Processes Towards Sedimentation around a Reed Island in a Shallow Lake

Abstract

There are many studies on the hydromorphological impacts of emergent aquatic vegetation, but many of these focus on gravity-driven flows in riverine or tidal environments. However, an added effect of emergent vegetation in lakes is that it reduces the main external force (wind) significantly and in a spatially coherent way. We performed long Monte Carlo simulations using a 2D hydrodynamic model and a spectral wind wave model to study resuspension dynamics around a 100-m-wide reed island in southern Lake Fertő/Neusiedl. Wave-current interaction, computed in a post-processing step, was found to enhance maximum bed shear stresses only on the leeward side of the reed island, and even there to a small extent. We have found evidence that the present bed topography is close to an equilibrium where simulated combined wave-current shear stresses have a reasonably uniform exceedance probability over the critical shear stress of the bed sediment. We also found that an artificially flattened lakebed around the reed island would start evolving towards the present bed topography and grain size distribution (both of which were surveyed in the field).
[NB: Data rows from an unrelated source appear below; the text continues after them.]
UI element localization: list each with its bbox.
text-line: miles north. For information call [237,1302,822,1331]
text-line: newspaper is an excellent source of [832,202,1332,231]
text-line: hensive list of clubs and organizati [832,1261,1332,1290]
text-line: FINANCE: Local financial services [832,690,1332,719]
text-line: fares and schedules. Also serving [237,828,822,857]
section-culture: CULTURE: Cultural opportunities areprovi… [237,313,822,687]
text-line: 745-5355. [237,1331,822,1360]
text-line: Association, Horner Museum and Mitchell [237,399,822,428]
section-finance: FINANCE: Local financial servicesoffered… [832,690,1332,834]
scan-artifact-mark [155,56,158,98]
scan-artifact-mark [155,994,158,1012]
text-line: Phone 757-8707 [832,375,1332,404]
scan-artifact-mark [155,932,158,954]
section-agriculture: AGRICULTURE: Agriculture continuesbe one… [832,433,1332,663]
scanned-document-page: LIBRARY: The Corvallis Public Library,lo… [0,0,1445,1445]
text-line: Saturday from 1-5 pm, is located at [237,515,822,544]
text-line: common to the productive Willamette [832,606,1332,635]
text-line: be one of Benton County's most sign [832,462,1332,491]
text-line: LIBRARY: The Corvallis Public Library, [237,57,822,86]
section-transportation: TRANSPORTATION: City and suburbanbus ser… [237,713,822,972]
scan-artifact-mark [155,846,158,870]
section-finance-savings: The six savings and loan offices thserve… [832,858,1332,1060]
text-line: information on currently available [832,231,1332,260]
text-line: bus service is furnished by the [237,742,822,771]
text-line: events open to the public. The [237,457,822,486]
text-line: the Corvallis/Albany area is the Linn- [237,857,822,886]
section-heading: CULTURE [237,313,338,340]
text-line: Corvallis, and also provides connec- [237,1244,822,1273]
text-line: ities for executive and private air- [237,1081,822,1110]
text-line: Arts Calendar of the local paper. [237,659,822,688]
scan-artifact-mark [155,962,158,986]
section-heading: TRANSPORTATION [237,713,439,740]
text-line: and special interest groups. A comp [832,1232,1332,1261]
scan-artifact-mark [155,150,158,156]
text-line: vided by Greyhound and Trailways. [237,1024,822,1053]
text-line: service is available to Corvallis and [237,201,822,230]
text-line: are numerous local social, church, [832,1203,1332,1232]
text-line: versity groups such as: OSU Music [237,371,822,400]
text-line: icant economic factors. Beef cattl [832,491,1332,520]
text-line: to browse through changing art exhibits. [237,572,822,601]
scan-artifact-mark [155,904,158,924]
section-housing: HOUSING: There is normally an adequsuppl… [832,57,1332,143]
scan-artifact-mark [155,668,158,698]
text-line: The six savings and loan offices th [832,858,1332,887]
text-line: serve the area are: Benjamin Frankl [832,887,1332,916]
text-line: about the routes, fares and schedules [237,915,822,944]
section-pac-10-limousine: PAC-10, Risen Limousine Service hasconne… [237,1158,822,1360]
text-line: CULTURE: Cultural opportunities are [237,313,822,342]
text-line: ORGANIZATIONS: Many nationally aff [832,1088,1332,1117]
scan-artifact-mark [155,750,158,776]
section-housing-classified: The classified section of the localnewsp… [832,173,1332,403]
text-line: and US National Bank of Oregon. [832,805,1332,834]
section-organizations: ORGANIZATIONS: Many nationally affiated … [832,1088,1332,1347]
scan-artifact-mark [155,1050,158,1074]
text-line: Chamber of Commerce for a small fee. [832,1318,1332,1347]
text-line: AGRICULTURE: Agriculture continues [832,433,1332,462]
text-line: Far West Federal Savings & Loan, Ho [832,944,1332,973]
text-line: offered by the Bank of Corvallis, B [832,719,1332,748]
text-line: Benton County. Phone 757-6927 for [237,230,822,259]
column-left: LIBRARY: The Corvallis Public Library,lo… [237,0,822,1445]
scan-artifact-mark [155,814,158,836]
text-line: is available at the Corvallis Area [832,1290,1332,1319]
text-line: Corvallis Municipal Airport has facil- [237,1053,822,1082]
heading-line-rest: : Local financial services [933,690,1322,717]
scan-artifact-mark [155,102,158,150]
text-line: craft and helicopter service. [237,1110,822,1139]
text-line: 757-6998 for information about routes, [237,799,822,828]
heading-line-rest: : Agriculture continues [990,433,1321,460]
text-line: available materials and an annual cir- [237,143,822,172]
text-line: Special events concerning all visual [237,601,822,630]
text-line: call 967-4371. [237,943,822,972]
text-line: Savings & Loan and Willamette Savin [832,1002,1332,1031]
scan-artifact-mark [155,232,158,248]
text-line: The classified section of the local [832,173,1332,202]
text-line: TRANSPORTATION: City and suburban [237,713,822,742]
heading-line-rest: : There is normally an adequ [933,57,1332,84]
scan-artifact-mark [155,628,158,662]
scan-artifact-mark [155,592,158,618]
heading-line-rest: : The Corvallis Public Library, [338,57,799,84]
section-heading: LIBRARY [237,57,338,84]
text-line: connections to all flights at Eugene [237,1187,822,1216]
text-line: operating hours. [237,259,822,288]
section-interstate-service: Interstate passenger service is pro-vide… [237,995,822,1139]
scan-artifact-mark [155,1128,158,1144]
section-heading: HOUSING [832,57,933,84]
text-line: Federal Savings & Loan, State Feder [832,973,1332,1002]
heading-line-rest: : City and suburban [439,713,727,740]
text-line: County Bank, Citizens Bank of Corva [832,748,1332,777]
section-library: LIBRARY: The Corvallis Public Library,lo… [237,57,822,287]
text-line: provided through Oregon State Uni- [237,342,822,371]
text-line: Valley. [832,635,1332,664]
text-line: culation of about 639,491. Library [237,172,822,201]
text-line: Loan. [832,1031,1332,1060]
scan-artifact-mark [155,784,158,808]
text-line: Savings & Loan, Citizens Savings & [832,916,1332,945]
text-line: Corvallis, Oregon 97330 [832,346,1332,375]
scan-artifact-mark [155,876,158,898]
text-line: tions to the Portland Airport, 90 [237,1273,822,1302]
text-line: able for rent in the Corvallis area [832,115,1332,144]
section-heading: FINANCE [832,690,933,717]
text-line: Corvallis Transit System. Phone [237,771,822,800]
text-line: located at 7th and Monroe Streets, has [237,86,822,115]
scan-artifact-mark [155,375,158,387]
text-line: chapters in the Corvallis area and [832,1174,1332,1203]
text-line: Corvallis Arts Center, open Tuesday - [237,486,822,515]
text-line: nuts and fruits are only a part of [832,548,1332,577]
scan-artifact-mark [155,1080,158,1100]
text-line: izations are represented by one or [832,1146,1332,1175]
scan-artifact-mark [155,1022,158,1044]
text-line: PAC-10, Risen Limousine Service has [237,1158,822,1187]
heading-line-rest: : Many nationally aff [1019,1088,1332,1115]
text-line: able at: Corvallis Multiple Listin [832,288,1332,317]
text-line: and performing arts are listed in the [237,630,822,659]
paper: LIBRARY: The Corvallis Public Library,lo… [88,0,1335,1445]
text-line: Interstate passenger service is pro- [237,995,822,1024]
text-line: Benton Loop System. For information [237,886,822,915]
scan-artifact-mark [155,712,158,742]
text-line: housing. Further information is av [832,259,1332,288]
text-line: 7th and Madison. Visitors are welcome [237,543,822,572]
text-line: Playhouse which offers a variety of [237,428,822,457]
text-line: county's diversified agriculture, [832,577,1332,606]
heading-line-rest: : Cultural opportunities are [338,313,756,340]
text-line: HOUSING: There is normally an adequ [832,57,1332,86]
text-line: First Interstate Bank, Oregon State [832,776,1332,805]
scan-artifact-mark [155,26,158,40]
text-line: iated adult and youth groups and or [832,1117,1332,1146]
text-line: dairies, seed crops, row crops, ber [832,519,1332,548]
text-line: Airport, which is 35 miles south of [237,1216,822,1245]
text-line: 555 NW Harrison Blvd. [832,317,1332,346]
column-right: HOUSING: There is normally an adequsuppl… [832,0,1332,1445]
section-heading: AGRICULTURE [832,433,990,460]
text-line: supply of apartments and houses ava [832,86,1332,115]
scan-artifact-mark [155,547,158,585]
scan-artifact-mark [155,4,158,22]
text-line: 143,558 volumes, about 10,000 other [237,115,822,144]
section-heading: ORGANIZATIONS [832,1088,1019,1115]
Despite the limitations of our modelling framework, our results illustrate the importance of how wind climate is translated to an uneven distribution of sediment entrainment around the reed island, explaining tendencies of sediment accumulation and sorting. Our results lead to a better understanding of the complicated processes involving interaction among wind, vegetation, circulation, wind waves, sediment and bathymetry.